I agree that it probably doesn’t make sense to use a marker gene study to distinguish pathogenic species/strains from others in the same genus based on ASV/ESV’s (given the resolution of most single-marker genes and the read length of MiSeq). But I do think that the argument that is being made about interoperability/re-usability of ASV’s is one that deserves a second look.
As a side-note: with the advent of full-length 16S NGS amplicon seq (e.g. on the PacBio platform, https://peerj.com/articles/1869/), with decreasing error rates, would ASV’s become more relevant ?
My biggest scientific concern with dada2 implementation of ASV is the error correction which is tied to the removal of all singleton sequences. Maybe they’re all sequencing error? maybe. Mostly, I think ASV on Illumina data is pushing technology beyond its precision point
I think with reference to my side-note this paper is definitely worth the read: https://www.nature.com/articles/s41467-019-13036-1
“I n particular, we caution against the conclusion that quantifying exact sequence variants (ESVs) is preferential to more traditional OTU-based approaches16. This conclusion assumes that ESVs represent a more meaningful taxonomic unit than OTUs. Given that the majority of bacterial isolates we sequenced contained multiple, variant copies of the 16S gene within their genome, this assumption may not always be correct. The potential for 16S copy variants to bias estimates of bacterial diversity is well established27, and we and others25 have shown the number of unique sequences detected in a mock community is far greater than the number of species known to be present .”

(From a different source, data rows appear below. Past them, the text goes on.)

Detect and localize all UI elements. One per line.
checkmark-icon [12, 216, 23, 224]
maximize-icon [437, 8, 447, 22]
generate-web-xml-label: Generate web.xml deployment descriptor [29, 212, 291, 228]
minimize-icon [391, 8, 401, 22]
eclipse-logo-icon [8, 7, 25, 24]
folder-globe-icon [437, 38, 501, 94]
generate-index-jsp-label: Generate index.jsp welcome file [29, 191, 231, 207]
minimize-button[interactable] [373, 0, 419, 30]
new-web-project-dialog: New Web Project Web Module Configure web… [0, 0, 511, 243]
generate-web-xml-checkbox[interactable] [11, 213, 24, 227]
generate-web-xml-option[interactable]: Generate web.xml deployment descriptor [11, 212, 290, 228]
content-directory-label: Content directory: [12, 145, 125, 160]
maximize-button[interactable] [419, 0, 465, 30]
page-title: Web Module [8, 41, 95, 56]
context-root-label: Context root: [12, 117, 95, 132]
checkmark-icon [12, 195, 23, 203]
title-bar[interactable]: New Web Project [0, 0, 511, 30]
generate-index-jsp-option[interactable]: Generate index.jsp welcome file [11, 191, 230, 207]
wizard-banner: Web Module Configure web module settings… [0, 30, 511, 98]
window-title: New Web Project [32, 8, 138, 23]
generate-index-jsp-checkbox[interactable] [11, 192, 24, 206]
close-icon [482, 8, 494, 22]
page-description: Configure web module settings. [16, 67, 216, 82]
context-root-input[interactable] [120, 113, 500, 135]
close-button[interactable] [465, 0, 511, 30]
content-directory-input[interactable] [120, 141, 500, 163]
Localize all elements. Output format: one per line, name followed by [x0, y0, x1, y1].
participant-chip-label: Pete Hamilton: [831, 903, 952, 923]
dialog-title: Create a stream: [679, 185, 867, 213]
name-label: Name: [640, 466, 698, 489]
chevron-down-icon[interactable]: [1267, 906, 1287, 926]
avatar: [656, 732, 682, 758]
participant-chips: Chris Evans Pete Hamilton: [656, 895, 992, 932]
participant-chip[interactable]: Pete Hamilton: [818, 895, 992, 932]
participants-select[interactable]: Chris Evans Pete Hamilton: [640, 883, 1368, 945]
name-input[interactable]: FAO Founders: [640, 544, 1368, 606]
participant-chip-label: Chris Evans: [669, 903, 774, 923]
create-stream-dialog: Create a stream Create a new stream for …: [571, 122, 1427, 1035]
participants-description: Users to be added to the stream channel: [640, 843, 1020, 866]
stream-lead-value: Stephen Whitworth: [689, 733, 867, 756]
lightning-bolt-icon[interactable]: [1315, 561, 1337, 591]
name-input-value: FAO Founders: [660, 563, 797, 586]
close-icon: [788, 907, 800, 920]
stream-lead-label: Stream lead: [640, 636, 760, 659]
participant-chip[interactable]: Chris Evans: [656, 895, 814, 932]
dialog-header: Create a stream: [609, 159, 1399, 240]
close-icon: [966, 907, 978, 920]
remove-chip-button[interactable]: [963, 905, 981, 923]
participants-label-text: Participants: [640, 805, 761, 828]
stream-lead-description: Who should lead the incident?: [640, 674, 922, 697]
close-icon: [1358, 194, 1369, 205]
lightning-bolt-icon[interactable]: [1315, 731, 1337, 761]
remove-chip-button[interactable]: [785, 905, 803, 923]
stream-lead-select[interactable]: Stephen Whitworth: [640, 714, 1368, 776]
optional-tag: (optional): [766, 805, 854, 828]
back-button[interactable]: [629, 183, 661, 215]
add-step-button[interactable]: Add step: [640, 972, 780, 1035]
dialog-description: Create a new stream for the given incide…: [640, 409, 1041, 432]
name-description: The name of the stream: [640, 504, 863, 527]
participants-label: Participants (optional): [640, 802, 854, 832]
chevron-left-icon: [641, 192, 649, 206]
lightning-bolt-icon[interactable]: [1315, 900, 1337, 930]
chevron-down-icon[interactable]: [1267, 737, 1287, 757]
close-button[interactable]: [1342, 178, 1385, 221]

I think length (aka amount of data per sequence) is going to continue to be the biggest issue. I don’t find Jethro et.al’s finding that v4 along can’t be ID’d to species surprising (this is basically what everyone has been saying). It’s not something special about v4, it’s just too short.
I’m working on longer amplicons with minion, who knows if that is going to be any better given the error rate but it feels worth a try.